Lance Greyling, an Independent Democrats MP who has been outspoken in support of transparency of funding of political parties, now finds himself in the DA caucus since the two parties merged in the municipal elections in 2010. He now says that transparency cannot happen in isolation. There have to be regulations in place to deal with the issues.

“You can’t expect one political party to reveal their donors while the others do not. If companies wished to disclose by themselves the extent of their funding of political parties, then that is to be encouraged.”

SABMiller said its board had approved plans to provide funding to political parties in South Africa for next year’s general election. “The funding is part of the group’s on-going commitment to encourage the development of South Africa’s democratic political system,” it said in a statement.

It argued that the donation had nothing to do with liquor legislation being piloted through the Gauteng legislation, banning Sunday liquor sales.

SABMiller had asked South African Breweries to make a donation of R9m, which would be distributed across the six largest political parties in the National Assembly.
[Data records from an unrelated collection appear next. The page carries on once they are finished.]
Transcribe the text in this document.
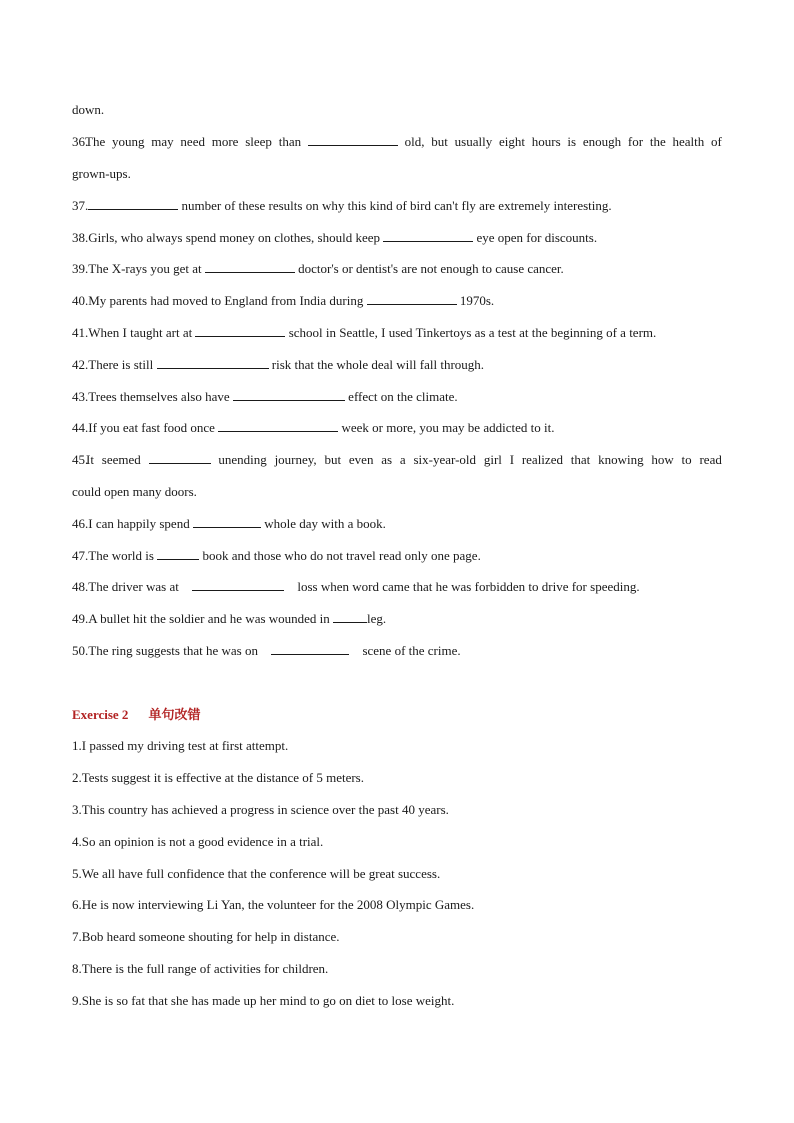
down.
36.
The young may need more sleep than	old, but usually eight hours is enough for the health of
grown-ups.
37.	number of these results on why this kind of bird can't fly are extremely interesting.
38.Girls, who always spend money on clothes, should keep	eye open for discounts.
39.The X-rays you get at	doctor's or dentist's are not enough to cause cancer.
40.My parents had moved to England from India during	1970s.
41.When I taught art at	school in Seattle, I used Tinkertoys as a test at the beginning of a term.
42.There is still	risk that the whole deal will fall through.
43.Trees themselves also have	effect on the climate.
44.If you eat fast food once	week or more, you may be addicted to it.
45.
It seemed	unending journey, but even as a six-year-old girl I realized that knowing how to read
could open many doors.
46.I can happily spend	whole day with a book.
47.The world is	book and those who do not travel read only one page.
48.The driver was at	loss when word came that he was forbidden to drive for speeding.
49.A bullet hit the soldier and he was wounded in	leg.
50.The ring suggests that he was on	scene of the crime.
Exercise 2 单句改错
1.I passed my driving test at first attempt.
2.Tests suggest it is effective at the distance of 5 meters.
3.This country has achieved a progress in science over the past 40 years.
4.So an opinion is not a good evidence in a trial.
5.We all have full confidence that the conference will be great success.
6.He is now interviewing Li Yan, the volunteer for the 2008 Olympic Games.
7.Bob heard someone shouting for help in distance.
8.There is the full range of activities for children.
9.She is so fat that she has made up her mind to go on diet to lose weight.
They were the ANC – which would receive R5m – the DA, Cope, the IFP, the UDM and the Freedom Front Plus.

At the Mangaung conference last year the ANC’s then treasurer general Mathews Phosa supported the expanded public funding of political parties. A resolution was passed saying that “public funding should be expanded in order to promote and support democracy”.

“Such funding will be accompanied by full financial accountability and transparency by political parties, including regulation of private financing of political parties,” the resolution read.
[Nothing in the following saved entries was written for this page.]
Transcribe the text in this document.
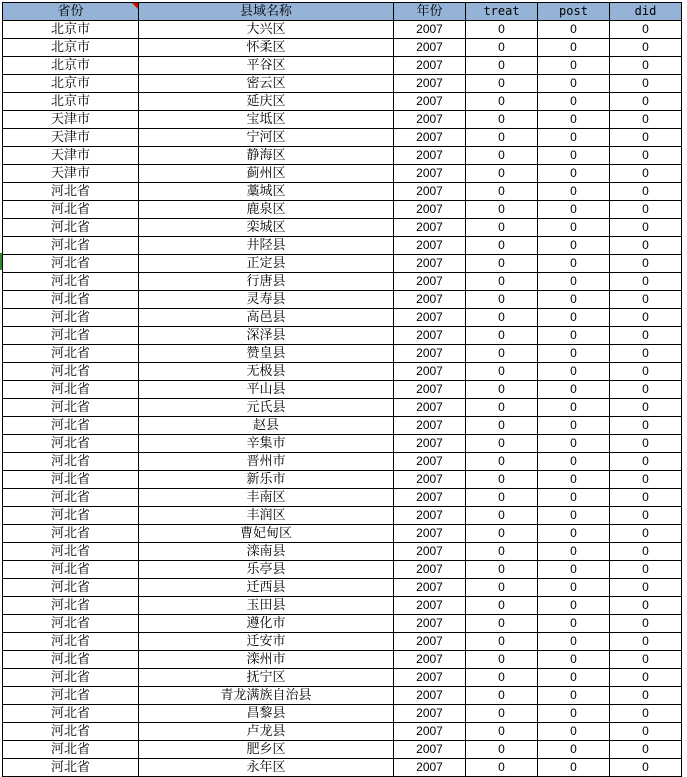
省份	县域名称	年份	treat	post	did
北京市	大兴区	2007	0	0	0
北京市	怀柔区	2007	0	0	0
北京市	平谷区	2007	0	0	0
北京市	密云区	2007	0	0	0
北京市	延庆区	2007	0	0	0
天津市	宝坻区	2007	0	0	0
天津市	宁河区	2007	0	0	0
天津市	静海区	2007	0	0	0
天津市	蓟州区	2007	0	0	0
河北省	藁城区	2007	0	0	0
河北省	鹿泉区	2007	0	0	0
河北省	栾城区	2007	0	0	0
河北省	井陉县	2007	0	0	0
河北省	正定县	2007	0	0	0
河北省	行唐县	2007	0	0	0
河北省	灵寿县	2007	0	0	0
河北省	高邑县	2007	0	0	0
河北省	深泽县	2007	0	0	0
河北省	赞皇县	2007	0	0	0
河北省	无极县	2007	0	0	0
河北省	平山县	2007	0	0	0
河北省	元氏县	2007	0	0	0
河北省	赵县	2007	0	0	0
河北省	辛集市	2007	0	0	0
河北省	晋州市	2007	0	0	0
河北省	新乐市	2007	0	0	0
河北省	丰南区	2007	0	0	0
河北省	丰润区	2007	0	0	0
河北省	曹妃甸区	2007	0	0	0
河北省	滦南县	2007	0	0	0
河北省	乐亭县	2007	0	0	0
河北省	迁西县	2007	0	0	0
河北省	玉田县	2007	0	0	0
河北省	遵化市	2007	0	0	0
河北省	迁安市	2007	0	0	0
河北省	滦州市	2007	0	0	0
河北省	抚宁区	2007	0	0	0
河北省	青龙满族自治县	2007	0	0	0
河北省	昌黎县	2007	0	0	0
河北省	卢龙县	2007	0	0	0
河北省	肥乡区	2007	0	0	0
河北省	永年区	2007	0	0	0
Political economist Steven Friedman said he was not sure whether this would come to pass. He noted that former AngloGold Ashanti chief executive Bobby Godsell had fostered the proportional model of private funding for political parties. “The idea was to strengthen multiparty democracy.”

The problem with this model was that larger parties got a bigger slice of the pie.

Friedman said he did not buy the argument that businesses were punished for their support of opposition parties. In some cases it was well known that businesses supported a particular party, such as Anglo American which had in previous years backed the Progressive Federal Party when the Oppenheimers had run the show.

The Human Sciences Research Council’s Judith February said support for transparency had been greeted with arguments that this was an attempt to stop political parties from raising money. “That is not the point… what we are trying to do is prevent influence peddling. The problem at the moment is that we don’t have any framework (to govern) political donations to political parties.”

She also had a problem with expanded public funding. “I don’t think the voter has the appetite for that,” she said.